There is no technology available currently that will enable us to leapfrog to a completely renewable world without going through a very long transition from the current situation.

Menelaos Ydreos Executive Director INTERNATIONAL GAS UNION

in figures

Reduction in emissions associated with green completions:70%

A long transition

October 10, 2016

TOGY talks to Menelaos Ydreos, the executive director of public affairs at International Gas Union about the development of renewable energies and subsidy reform in Malaysia. International Gas Union is a nonprofit organisation that promotes gas as part of a sustainable energy plan. The union has members in 91 countries.

How will hydrocarbons continue to contribute to the energy mix?
There is no doubt that hydrocarbons will have a very significant place in the world economy well into the future. There is no technology available currently that will enable us to leapfrog to a completely renewable world without going through a very long transition from the current situation. The initial step of this transition will be a shift in the fuel mix. Natural gas, with its environmental attributes, will lead that shift. In the long run, we expect to see decline in heavier carbon fuels, like coal.
One of the most exciting areas of opportunities for gas is in the transport sector. We are seeing tremendous innovations occurring in the marine sector. People underestimate how much energy is used in the transport and marine sector. Most of the conversation about energy transition is around how we are going to generate electricity. We forget to talk about: transportation, industrial use, raising the standard of living particularly of those who have no access to energy, and all of that.

 

What are the aspects to consider when choosing to invest in gas assets?
Cost and time of construction and, obviously, investment risk sharing. This is where gas has an advantage. We have to consider whether or not policies are enhancing security of demand so that the necessary investments can be made. We cannot say for any moment that we have to completely eliminate any particular source of energy. Having many options is good.

Do you think that subsidy reform and removing subsidies is an appropriate policy? Do you have any comment on other strategies that could be applied to re-balance the market?
The G20 has been looking at this for a number of years now. The first plenary session at COP 21 was dedicated to the elimination of inefficient fossil fuel subsidies. It is difficult to define what you call a subsidy and what you define as an inefficient subsidy. We agree that inefficient subsidies should be eliminated. We support the notion that most inefficient subsidies benefit the rich and not the poor. The people that these subsidies are intended to help are not helped by them.
The argument is that if you remove the subsidies, you can target a much more efficient way of dealing with the poor and access to energy. I agree with that statement. We are against inefficient subsidies. We agree that any subsidy below domestic production cost is in fact a subsidy that is inefficient. G20 has made some progress, but it is such a difficult issue that more focus is needed.

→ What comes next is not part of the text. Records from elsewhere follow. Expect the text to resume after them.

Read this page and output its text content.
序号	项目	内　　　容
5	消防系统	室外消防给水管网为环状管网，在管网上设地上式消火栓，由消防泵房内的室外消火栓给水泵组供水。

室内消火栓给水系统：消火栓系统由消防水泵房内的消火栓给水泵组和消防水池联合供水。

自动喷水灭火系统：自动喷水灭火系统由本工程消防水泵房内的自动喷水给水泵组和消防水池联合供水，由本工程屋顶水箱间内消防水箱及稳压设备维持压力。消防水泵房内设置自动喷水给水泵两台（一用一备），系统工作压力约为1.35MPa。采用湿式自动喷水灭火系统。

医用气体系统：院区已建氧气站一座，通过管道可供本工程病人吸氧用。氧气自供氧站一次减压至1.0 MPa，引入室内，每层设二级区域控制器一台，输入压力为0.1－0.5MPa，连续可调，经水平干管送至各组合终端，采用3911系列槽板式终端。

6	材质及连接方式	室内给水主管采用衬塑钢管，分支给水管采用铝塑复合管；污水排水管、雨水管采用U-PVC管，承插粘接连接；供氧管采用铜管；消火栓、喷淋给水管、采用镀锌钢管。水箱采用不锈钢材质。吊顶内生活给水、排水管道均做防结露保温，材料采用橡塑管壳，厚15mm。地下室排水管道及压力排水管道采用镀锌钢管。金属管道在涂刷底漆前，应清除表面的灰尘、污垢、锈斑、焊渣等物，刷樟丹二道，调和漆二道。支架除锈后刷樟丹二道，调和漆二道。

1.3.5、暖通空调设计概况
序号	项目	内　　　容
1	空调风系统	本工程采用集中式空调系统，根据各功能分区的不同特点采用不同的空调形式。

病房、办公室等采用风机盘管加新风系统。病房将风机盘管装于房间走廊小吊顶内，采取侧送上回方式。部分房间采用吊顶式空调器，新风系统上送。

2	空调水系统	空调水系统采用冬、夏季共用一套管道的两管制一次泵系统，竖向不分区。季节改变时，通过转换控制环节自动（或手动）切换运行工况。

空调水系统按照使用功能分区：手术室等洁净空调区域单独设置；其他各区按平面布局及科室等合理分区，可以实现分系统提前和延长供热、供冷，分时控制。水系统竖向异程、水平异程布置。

Do you think there will be anything that will be a market changer either for raising efficiency or some alternative use like LNG in shipping?
The natural gas industry is witnessing remarkable, game-changing innovations.
The level of innovation that has taken place in the extraction of shale gas has been absolutely phenomenal. We are getting twice as much productivity out of a single well than we had just a few years ago. We are reducing the environmental impact through approaches such as green completions that have led to the 70% reduction of emissions in just a short few years. It is a story that needs to be told.
There are some breakthrough technologies that are being developed that are going to be fine-tuned and reduced in cost. Floating LNG is one of those breakthrough technologies. Improvement in engine performance is another area. We are producing engines that have reduced all pollutants from the engine. We continue to see high levels of efficiencies in the conversion of gas to electricity or power in CHP [combined heat and power] applications.
Biomethane is the other area that offers significant promise. Hydrogen gas is another area that will be important. The ability to have a plant that turns the excess capacity that is being produced by wind into a usable form of energy is really important. It supports the deployment of more renewable energies, and that can be very helpful.